I OD'd on emotional candy with the pictures of Connor Roger posted on Facebook. Who knew a photograph of a little boys backside could produce such a powerful reaction. Who knew your heart could melt with a few digital pixels. Positively ecstatic.

I've been disgruntled by disgruntled people. It seemed like the last month has brought on a storm of people just under the "it's okay" bar. It seemed like no one was happy about anything, not haircuts, schedules, cookie quality, parking spaces or spouses.

I've discovered I have a pet peeve: People who don't bring their mothers to work. If they don't want to clean up after themselves the least they could do is bring their mothers to do it for them.

I've been hugging the home boundaries. Since no family came to visit The Inn at Mukilteo I took a few days off, just because, and didn't do one single productive thing, it made me happy -- although family would have been better. I think I spent three days in my tee shirt and underwear. Oops maybe too much information.

I'm having fun looking forward to Greenleaf. And some fast food you can't find West of the Cascade Mountains, Sonic, Schloztskys here I come. And I'm looking forward to family fun and fellowship, absolutely.

I've been entertained by my friend Lynn's photographs on her blog, all the Facebook posts from Southend and points west, Judy's sparkly shoes, kids going back to school, my friend Carol's condo buying adventures, Ian's baby gift tutu making adventures, Roger and Stephanie's travels, Lynn's travels, and Christian missing Bo. Sweet.

The near death pain from my degenerative disc: cervical flare up is finally under control. Now I know, for sure, what a pain in the neck really means. Is this where I apologize. The real trouble is you can't remove your neck, you can't keep from ageing, and sometimes there isn't enough pain killer in the world to make the pain go away.
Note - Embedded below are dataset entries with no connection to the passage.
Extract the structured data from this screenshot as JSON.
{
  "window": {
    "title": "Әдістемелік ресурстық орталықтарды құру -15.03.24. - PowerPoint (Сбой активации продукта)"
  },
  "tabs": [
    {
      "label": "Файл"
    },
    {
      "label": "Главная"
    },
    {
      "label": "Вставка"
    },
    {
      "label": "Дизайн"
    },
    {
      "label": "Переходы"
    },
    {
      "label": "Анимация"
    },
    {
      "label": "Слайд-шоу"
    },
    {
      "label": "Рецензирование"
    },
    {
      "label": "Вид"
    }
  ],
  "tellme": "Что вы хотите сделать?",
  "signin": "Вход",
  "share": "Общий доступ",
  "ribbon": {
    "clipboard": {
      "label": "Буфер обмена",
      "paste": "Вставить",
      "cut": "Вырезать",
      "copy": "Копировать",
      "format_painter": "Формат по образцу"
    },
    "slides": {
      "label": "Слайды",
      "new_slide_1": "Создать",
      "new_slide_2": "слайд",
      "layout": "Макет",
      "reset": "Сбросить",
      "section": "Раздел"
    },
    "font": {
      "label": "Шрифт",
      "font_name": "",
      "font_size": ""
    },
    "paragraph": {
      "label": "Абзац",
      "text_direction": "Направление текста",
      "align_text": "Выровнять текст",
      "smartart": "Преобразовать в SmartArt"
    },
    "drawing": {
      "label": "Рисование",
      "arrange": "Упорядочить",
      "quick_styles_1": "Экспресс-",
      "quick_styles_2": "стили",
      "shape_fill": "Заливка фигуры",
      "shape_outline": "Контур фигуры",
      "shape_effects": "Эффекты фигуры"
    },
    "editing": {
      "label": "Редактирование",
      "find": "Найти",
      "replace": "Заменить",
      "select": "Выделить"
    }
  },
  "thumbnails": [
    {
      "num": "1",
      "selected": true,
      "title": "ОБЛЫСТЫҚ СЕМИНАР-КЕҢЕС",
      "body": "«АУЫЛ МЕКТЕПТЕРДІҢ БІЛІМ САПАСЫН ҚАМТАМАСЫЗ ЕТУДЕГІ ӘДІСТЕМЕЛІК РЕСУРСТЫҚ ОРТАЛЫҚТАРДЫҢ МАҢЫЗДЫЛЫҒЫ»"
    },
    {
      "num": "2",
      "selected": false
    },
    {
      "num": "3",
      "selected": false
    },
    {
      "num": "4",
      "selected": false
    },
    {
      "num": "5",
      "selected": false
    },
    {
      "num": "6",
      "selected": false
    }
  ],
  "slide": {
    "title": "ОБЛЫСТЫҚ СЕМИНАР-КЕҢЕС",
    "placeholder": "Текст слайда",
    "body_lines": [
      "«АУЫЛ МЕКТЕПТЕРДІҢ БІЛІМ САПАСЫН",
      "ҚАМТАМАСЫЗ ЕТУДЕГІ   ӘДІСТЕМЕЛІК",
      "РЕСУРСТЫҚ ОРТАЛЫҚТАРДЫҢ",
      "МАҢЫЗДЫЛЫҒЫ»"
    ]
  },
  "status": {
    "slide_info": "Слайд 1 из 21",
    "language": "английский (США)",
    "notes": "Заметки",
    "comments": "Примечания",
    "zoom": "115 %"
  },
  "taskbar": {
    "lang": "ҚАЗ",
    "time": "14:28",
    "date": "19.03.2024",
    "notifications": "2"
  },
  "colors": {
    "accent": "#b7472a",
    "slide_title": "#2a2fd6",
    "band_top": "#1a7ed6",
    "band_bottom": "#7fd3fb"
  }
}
The doctor has promised anti-inflammatory medicine and I'll keep Christian and his marijuana stash as plan B.

I'm a wee bit burnt-out trying to take work seriously, by right and left politics, Chick Fil A politics, presidential politics, any and all politics.

Lynn and I made a pilgrimage to La Connor to the Calico Cupboard for breakfast and I feasted on the second best bran muffins in the world. I've had their bran muffins at their other locations in Anacortes and Mt Vernon -- they never disappoint. Is this a political view?

I've had fun writing birthday limericks. It started by accident with Jean and Jeff. I'm going to try to keep it going for a year. Whoo Boy!

I have a new neon pink bra -- oops too much information again, new glasses, new hair cut, new pedi, see life isn't all junk. I've given away another 100 books. I had a good birthday month. Lots of treats and attention.

Roger carries gel-packs for his training runs, rides, jogs and such which Connor is not allowed. So, I found some pureed fruit in packaging that looks just like a gel-pack and took him some. When his Momma came home she was reading the package and said, out loud, "Fruit Pal" Connor grabbed the package, and pretending to read it, said "It doesn't say 'Fruit Pal' it says 'NOT Fruit Pal.'" So now you know. He has his very own big boy gel-packs.

The junk in my life is okay because it is interspersed with so much good. You know the old adage about you have to kiss a few frogs to find a prince, well I've been kissing frogs lately. Reading a lot of average books to find the gem. Watching a lot of average, well average to bad movies, to find the treasures.

And isn't all the junk a part of life, potato peelings are part of my world. Where did I read about the peaks and valleys, valleys aren't a bad place to be. Life isn't all ecstasy and adventure like fine crystal that begins as lowly sand, is forged in fire and then polished to brilliance. Life is also about naps.

Is their anything much more satisfying then a good nap.

Oh, and I won another pair of shoes.